2.4. Degradasi Residu Pestisida Diazinon
Kemajuan ilmu pengetahuan dan teknologi serta adanya keinginan untuk mewujudkan lingkungan yang bersih dan bebas polutan, telah banyak ditemukan
upaya untuk meningkatkan kinerja mikroba indigenous, yang dilakukan dengan rekayasa kondisi lingkungan sehingga menjadi optimum. Hal ini dapat dilakukan
secara in situ yaitu dengan pengkayaan terhadap kondisi lingkungan tercemar ataupun secara ex situ yaitu dengan mengisolasi mikroba indigenous untuk
kemudian dipekerjakan pada suatu bioreaktor yang telah diatur kondisi optimum
lingkungannya untuk melakukan degradasi residu pestisida dari areal yang tercemar. Pestisida yang banyak tertinggal di alam harus didegradasi agar menjadi
berkurang atau hilang secara keseluruhan. Penggunaan pestisida secara luas telah mengundang problem-problem yang
disebabkan oleh interaksi antara zat-zat tersebut dengan sistim biologis alam. Residu pestisida secara alamiah dapat hilang atau terurai baik dalam lingkungan
abiotik maupun dalam lingkungan biotik. Faktor-faktor yang berpengaruh dalam penguraian pestisida adalah penguapan, pencucian, pelapukan, pertumbuhan,
cahaya dan dengan degradasi baik secara kimia, biologi, maupun secara fotokimia.
Kecepatan degradasi pestisida di alam ataupun di dalam tumbuhan mengikuti kinetika ordo pertama yaitu kecepatan degradasi dipengaruhi oleh
banyaknya pestisida dan faktor waktu .
Residu pestisida dalam tanaman atau hewan menurun atau hilang akibat metabolisme yang berkaitan dengan
pertumbuhan tanaman atau hewan tersebut. Rani dan Lalithakumari 1994 dalam penelitiannya diperoleh Pseudomonas
putida yang mampu mendegradasi pestisida organofosfat metil parathion.
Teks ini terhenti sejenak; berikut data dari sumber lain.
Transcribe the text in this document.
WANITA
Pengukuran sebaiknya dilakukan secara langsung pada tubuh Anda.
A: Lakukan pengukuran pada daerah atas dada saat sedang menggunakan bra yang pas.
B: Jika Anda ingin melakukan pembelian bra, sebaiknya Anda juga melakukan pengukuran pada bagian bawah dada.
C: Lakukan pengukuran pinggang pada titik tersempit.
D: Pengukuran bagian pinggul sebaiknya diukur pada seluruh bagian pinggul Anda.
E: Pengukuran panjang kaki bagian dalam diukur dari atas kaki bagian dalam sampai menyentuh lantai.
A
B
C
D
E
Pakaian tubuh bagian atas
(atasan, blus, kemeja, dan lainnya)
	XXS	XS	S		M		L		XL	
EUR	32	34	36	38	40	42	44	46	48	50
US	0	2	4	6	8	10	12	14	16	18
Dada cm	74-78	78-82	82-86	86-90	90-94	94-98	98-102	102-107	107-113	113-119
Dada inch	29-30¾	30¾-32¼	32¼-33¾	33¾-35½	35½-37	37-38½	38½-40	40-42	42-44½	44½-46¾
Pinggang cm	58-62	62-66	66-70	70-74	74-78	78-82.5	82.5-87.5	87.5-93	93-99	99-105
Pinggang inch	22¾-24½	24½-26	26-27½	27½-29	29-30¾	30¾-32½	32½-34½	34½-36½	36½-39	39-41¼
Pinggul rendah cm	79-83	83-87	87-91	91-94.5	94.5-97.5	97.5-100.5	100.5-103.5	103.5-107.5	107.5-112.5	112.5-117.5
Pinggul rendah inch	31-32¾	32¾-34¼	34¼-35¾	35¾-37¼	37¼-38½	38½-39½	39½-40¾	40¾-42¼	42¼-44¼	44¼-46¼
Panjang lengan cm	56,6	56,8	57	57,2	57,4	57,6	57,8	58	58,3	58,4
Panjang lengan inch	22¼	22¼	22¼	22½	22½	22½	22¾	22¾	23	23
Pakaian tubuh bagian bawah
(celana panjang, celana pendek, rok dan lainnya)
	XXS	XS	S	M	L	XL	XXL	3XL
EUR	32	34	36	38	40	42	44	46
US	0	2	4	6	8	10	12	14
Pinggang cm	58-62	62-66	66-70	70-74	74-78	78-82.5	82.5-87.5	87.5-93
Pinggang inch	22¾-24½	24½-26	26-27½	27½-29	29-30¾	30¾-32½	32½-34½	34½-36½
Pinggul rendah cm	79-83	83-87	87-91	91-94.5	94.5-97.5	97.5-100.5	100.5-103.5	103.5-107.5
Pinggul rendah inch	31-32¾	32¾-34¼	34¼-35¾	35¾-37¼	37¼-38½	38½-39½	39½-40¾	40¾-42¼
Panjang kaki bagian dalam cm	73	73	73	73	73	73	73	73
Sedangkan penelitian yang dilakukan oleh Shelton et al. 1996 dilaporkan bahwa hampir seluruh herbisida dapat ditransformasikan oleh Streptomyces sp lebih dari
50 dari konsentrasi awalnya. Arthrobacter sp merupakan mikroba indigenous yang diisolasi dari tanah mampu mendegradasi pestisida organofosfat isoxathion,
diazinon, parathion, EPN, fenithrothion, isophenfos, clorpyrifos, dan ethoprophos Oshiro et al. 1996. Penelitian serupa juga pernah dilakukan oleh Chaudhry et al.
1988 mengisolasi bakteri dari tanah dan diidentifikasi sebagai genus Pseudomonas sp
yang dapat mendegradasi parathion dan metil parathion. Menurut Rao 1994 bahwa beberapa genus mikroorganisme yang mampu
menguraikan pestisida golongan organoklorin jenis DDT menjadi DDD dalam tanah antara lain: Achromobacter, Aerobacter, Agrobacterium, Bacillus,
Clostridium, Streptonebacterium, Escherichia, Erwinia, Kurthia, Pseudomonas, dan Streptococcus. Aldrin diubah menjadi dieldrin namun sifat-sifat
insektisidanya tidak hilang oleh mikroorganisme genus Trichoderma, Fusarium, Penicillium,
dan Pseudomonas. Heptaklor diubah menjadi heptaklor epoksida
oleh Rhizopus, Fusarium, Penicillium, Trichoderma, Nocardia, Streptomyces, Bacillus,
dan Micromonospora.. Sedangkan pestisida golongan organofosfat diketahui dapat diuraikan oleh mikroorganisme genus Torulopsis, Chlorella,
Pseudomonas, Thiobacillus, dan Trichoderma.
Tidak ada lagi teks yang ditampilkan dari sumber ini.